In the real world.....Dad would have some fairly significant demands for $75,000 a year for four years.  This can't be a fake degree mill, or some kind of radical campus with riots, or some campus with trailer-trash gals running amok and harming Junior's innocence.

Cornell management came out in the past week or so and had this list of things that students ought to be aware of while in the festive Christmas season.  Yeah.....guidelines......that's what we'd say in Alabama.

So, they talked up the problems with fire hazards.  You know.....kids do stupid things like attaching candles to trees, and they catch on fire.

They talked up the dangers of metallic Christmas trees and electricity.  In Bama, we'd do some stupid things and might accidentally run 110-voltage through a tree....by accident of course.

They talked about alcohol and how folks might consume more than a fair amount of booze.....which does happen in the college environment.

So, they wrap up half of this guideline stuff, and then there's this piece about how to be inclusive.

It's a puzzling word.  In Alabama, it'd typically mean that you associate with Republicans people while you politically disagree with them.  Or it might mean you associate with Church of Christ folks while you know they are in serious jeopardy.  Or it might mean you do associate with your in-laws which you can't stand them.

In this case, it means that some folks at Cornell are not Christians and they might get all frustrated and angry about you being in a Christmas-like spirit.  The fact that America has taken this route over two-hundred years and gone this Christian way?  Well.....you got 'visitors' around and you just got to be careful.

The college lists these items.....Menorahs, nativity scenes, crosses, Stars of David, Angels, and Mistletoe......which you ought not display when these guests are around.  They avoided mentioning the Christmas Tree....because....well....there's no Christmas for most folks without the tree.  The carols?  Well, they left that out too.

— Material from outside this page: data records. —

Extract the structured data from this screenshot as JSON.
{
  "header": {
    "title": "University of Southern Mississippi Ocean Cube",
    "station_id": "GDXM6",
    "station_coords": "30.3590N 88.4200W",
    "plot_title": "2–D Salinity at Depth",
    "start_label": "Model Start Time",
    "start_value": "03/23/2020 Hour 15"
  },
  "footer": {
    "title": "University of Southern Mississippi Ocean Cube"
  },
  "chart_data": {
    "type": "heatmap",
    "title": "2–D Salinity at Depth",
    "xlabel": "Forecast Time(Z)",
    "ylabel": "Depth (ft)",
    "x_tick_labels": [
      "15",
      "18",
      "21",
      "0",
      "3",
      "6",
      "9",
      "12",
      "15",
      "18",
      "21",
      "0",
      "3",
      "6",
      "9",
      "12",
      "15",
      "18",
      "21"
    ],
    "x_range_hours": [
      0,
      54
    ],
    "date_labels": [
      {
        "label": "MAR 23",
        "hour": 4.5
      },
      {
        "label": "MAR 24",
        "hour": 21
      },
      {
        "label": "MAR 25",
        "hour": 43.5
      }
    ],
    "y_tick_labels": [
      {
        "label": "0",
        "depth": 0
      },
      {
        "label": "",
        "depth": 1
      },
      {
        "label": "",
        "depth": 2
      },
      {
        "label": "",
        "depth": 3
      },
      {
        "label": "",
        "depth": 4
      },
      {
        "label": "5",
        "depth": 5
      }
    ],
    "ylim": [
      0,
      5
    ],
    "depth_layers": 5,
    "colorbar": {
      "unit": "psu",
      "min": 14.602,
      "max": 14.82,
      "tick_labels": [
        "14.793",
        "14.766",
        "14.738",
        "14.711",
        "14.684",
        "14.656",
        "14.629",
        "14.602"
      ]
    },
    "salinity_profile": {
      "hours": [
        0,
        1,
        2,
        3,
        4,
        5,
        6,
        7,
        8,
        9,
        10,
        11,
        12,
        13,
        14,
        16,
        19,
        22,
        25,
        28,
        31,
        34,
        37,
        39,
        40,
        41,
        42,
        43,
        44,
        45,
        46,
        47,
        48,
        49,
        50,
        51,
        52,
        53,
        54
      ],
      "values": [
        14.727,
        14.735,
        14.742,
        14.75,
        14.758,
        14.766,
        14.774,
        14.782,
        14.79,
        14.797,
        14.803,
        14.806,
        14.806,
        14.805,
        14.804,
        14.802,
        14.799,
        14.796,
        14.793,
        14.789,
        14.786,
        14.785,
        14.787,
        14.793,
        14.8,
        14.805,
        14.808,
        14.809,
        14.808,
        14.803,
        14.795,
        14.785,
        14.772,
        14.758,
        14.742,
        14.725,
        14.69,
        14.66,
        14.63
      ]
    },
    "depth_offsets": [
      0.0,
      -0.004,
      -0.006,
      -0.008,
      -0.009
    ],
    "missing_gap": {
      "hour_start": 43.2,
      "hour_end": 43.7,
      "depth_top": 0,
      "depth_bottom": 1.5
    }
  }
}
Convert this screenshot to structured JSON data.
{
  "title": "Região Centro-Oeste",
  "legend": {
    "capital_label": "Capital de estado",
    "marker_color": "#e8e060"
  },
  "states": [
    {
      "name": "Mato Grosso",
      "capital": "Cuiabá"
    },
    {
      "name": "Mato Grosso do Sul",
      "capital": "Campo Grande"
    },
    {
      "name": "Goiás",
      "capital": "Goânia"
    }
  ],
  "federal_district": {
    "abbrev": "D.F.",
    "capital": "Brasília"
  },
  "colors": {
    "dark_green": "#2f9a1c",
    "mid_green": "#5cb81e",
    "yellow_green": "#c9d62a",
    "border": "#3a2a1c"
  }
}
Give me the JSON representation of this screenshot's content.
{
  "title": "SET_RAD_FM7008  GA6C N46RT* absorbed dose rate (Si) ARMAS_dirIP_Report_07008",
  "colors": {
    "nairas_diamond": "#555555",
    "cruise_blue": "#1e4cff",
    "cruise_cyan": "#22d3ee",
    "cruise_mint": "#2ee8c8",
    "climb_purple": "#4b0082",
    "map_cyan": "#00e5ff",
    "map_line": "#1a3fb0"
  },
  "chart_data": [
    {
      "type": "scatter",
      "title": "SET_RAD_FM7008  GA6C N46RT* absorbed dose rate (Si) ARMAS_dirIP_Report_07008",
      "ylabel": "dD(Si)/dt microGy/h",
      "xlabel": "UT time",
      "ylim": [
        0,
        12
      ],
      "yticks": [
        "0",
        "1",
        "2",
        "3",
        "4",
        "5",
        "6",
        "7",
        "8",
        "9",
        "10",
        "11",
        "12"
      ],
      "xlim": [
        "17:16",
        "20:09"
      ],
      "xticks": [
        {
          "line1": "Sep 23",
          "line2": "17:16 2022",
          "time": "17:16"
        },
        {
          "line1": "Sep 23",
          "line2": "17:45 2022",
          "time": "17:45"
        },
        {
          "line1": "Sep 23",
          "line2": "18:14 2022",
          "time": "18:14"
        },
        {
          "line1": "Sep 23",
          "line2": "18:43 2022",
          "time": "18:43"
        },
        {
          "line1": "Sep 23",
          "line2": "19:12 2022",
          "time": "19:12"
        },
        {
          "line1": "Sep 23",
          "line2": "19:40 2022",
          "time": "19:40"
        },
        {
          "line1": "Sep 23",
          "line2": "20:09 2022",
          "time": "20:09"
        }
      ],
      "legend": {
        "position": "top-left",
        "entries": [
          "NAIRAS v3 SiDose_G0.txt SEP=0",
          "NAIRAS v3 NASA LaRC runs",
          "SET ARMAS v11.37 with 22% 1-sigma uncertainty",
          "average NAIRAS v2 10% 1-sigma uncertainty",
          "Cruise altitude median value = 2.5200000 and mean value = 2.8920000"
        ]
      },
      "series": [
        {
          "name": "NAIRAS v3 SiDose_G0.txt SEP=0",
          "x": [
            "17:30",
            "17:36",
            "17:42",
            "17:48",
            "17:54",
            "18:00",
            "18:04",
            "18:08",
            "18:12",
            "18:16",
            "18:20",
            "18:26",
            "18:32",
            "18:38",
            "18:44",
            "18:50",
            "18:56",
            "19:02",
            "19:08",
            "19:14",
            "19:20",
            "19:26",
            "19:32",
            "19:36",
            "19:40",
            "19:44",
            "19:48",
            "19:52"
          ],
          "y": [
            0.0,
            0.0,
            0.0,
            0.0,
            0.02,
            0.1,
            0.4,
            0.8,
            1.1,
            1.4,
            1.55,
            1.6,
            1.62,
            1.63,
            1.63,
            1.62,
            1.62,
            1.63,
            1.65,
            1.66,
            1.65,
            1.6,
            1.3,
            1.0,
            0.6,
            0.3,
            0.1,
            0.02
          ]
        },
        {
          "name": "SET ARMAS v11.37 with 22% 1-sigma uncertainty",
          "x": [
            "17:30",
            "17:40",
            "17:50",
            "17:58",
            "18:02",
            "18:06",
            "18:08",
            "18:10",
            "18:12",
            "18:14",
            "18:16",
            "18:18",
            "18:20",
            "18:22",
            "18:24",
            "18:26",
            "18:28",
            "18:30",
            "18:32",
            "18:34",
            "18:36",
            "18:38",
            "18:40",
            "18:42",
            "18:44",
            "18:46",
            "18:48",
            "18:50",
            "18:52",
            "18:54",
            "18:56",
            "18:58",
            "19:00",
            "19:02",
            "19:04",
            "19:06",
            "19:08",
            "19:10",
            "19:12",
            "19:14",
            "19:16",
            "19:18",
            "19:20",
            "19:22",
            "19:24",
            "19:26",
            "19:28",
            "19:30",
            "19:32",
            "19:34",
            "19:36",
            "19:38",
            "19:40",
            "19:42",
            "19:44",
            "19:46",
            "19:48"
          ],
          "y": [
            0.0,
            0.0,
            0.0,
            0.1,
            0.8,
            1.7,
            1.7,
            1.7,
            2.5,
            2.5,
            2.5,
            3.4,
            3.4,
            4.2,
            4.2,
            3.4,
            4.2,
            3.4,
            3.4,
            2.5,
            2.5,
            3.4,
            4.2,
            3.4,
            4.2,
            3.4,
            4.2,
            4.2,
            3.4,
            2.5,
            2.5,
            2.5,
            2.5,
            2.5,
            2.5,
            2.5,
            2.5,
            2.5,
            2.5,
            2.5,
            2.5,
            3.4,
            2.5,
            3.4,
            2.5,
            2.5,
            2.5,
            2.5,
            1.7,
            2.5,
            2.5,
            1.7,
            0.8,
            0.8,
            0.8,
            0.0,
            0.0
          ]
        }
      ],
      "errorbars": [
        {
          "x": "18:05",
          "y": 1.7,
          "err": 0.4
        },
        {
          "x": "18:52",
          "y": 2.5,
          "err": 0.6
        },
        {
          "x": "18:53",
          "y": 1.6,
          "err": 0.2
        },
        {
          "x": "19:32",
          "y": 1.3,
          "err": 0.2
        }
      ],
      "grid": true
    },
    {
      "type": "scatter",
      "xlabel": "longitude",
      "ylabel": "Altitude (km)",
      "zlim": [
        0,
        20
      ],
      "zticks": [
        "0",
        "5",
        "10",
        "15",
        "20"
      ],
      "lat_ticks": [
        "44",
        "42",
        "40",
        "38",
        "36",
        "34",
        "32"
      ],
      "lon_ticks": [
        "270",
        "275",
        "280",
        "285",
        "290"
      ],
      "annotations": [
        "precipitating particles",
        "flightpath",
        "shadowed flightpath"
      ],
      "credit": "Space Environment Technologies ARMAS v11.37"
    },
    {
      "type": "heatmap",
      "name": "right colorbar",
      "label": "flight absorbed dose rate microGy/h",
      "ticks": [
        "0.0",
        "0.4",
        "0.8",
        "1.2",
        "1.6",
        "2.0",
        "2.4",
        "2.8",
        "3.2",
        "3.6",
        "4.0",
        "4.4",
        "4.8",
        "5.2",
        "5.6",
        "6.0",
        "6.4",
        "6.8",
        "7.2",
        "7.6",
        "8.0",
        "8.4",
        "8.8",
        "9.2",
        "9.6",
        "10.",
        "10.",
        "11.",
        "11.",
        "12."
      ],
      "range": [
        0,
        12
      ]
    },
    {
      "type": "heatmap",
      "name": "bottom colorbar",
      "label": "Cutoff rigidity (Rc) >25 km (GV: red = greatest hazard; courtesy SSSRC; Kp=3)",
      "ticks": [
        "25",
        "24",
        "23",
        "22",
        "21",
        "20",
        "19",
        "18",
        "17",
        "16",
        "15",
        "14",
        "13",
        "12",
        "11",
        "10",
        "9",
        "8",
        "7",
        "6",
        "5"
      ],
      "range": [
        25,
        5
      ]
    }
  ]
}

I looked at the list.  Mistletoe? It doesn't make much sense.  Course, if you pulled the stuff out on some radicalized gal.....she might get all disturbed if you swung the stuff in her direction.  Yeah, it might be awful dangerous stuff.

So I sat there and tried to ponder how you'd run some kind of Christmas theme with Muslims around.  And the answer is....you can't.   Nor can you sit and understand Ramadan when your employee says he's completely dehydrated by noon and can't work to any real degree, and you suggest sipping some water, and he just can't do it.

Cornell is for special people who want the degree badly and think it'll pave the way for Johnny Junior or Wanda to get into $100k a year employment.  It'll get them to the New Jersey state senate in twenty years, and maybe even get them an ambassador's job somewhere down the line.

Personally, once you start handing out these oddball guidelines.....it'd make you ask stupid questions.  Maybe there's a better place without all these special rules or suggestions.